The rise of the Tea Party, with tens of millions of dollars in funding and endless publicity in the capitalist media, is a further reflection of this trend. Obama and the Democrats are floating along on this right-wing tide dictated by the giant capitalists who rule this country.

Workers must organize independently as a class


If this debt-ceiling struggle proves anything, it is that the working class must organize independently, as a class fighting for its own interests. The labor leadership has tied organized labor to the capitalist Democratic Party, and the results have been disastrous: 30 million unemployed or underemployed, millions homeless and hungry, with things getting worse by the week.

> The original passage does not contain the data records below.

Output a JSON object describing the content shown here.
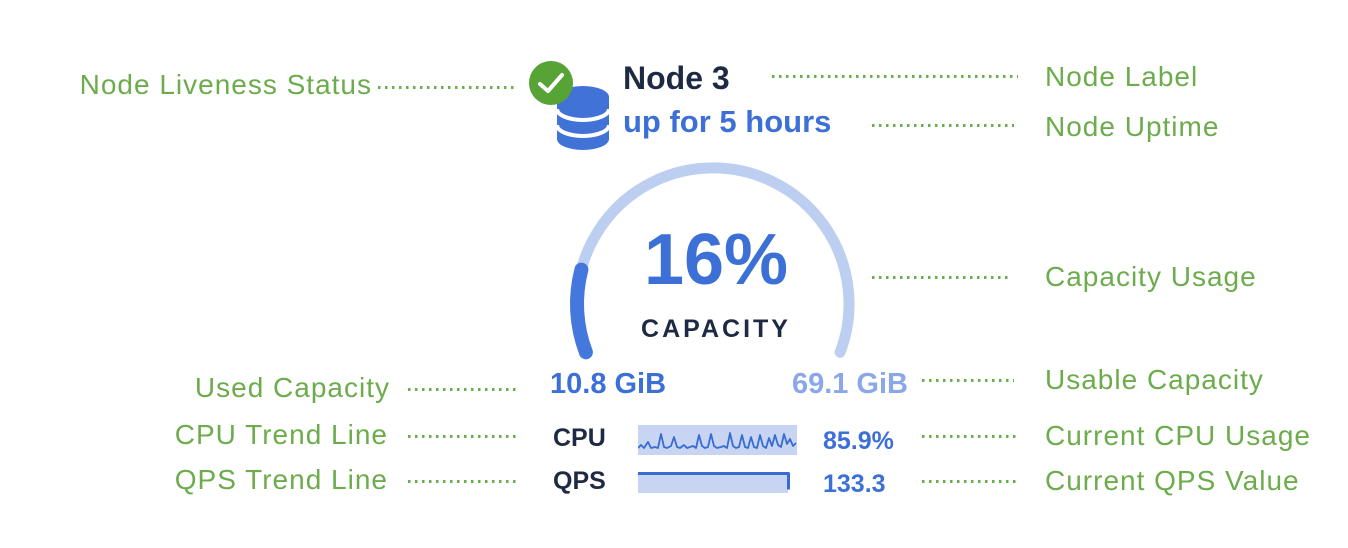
{
  "colors": {
    "annotation_green": "#6dac4c",
    "navy_text": "#1e2a44",
    "primary_blue_text": "#3d70d6",
    "light_blue_text": "#8aa7e8",
    "gauge_track": "#bdcff1",
    "gauge_fill": "#4478dc",
    "sparkline_background": "#c7d5f3",
    "sparkline_line": "#3a6bd0",
    "status_icon_green": "#57a336",
    "database_icon_blue": "#4173d6"
  },
  "annotations": {
    "left": [
      {
        "label": "Node Liveness Status"
      },
      {
        "label": "Used Capacity"
      },
      {
        "label": "CPU Trend Line"
      },
      {
        "label": "QPS Trend Line"
      }
    ],
    "right": [
      {
        "label": "Node Label"
      },
      {
        "label": "Node Uptime"
      },
      {
        "label": "Capacity Usage"
      },
      {
        "label": "Usable Capacity"
      },
      {
        "label": "Current CPU Usage"
      },
      {
        "label": "Current QPS Value"
      }
    ]
  },
  "node": {
    "status_icon": "check-circle-icon",
    "node_icon": "database-icon",
    "label": "Node 3",
    "uptime": "up for 5 hours",
    "capacity_gauge": {
      "percent": 16,
      "percent_label": "16%",
      "caption": "CAPACITY",
      "used": "10.8 GiB",
      "usable": "69.1 GiB",
      "start_angle": 159.2,
      "sweep_deg": 221.6
    },
    "metrics": [
      {
        "name": "CPU",
        "value": "85.9%"
      },
      {
        "name": "QPS",
        "value": "133.3"
      }
    ]
  }
}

This is no time for gloom and doom. This is the time for independent working-class political and economic organization. The time for mass mobilization in the streets, for struggle in the workplaces, and for the workers to speak in their own name is now.

We must speak boldly as an exploited and dispossessed class, with our own political program that reflects our own needs as a class in opposition to the greedy, exploiting, profit-seeking capitalist class that lives off our labor.

The struggle must be against the huge deficits caused when capitalists lay us off, kick us out of our homes, lower our wages, and divide us with racism, sexism, homophobia and anti-immigrant prejudice.

We are told we must follow the Democrats; otherwise we will get the Republicans and the right wing. Well, the workers have followed the Democrats and got — the Republicans and the right wing.

No capitalist party will fight our battles for us. We must organize and fight on our own.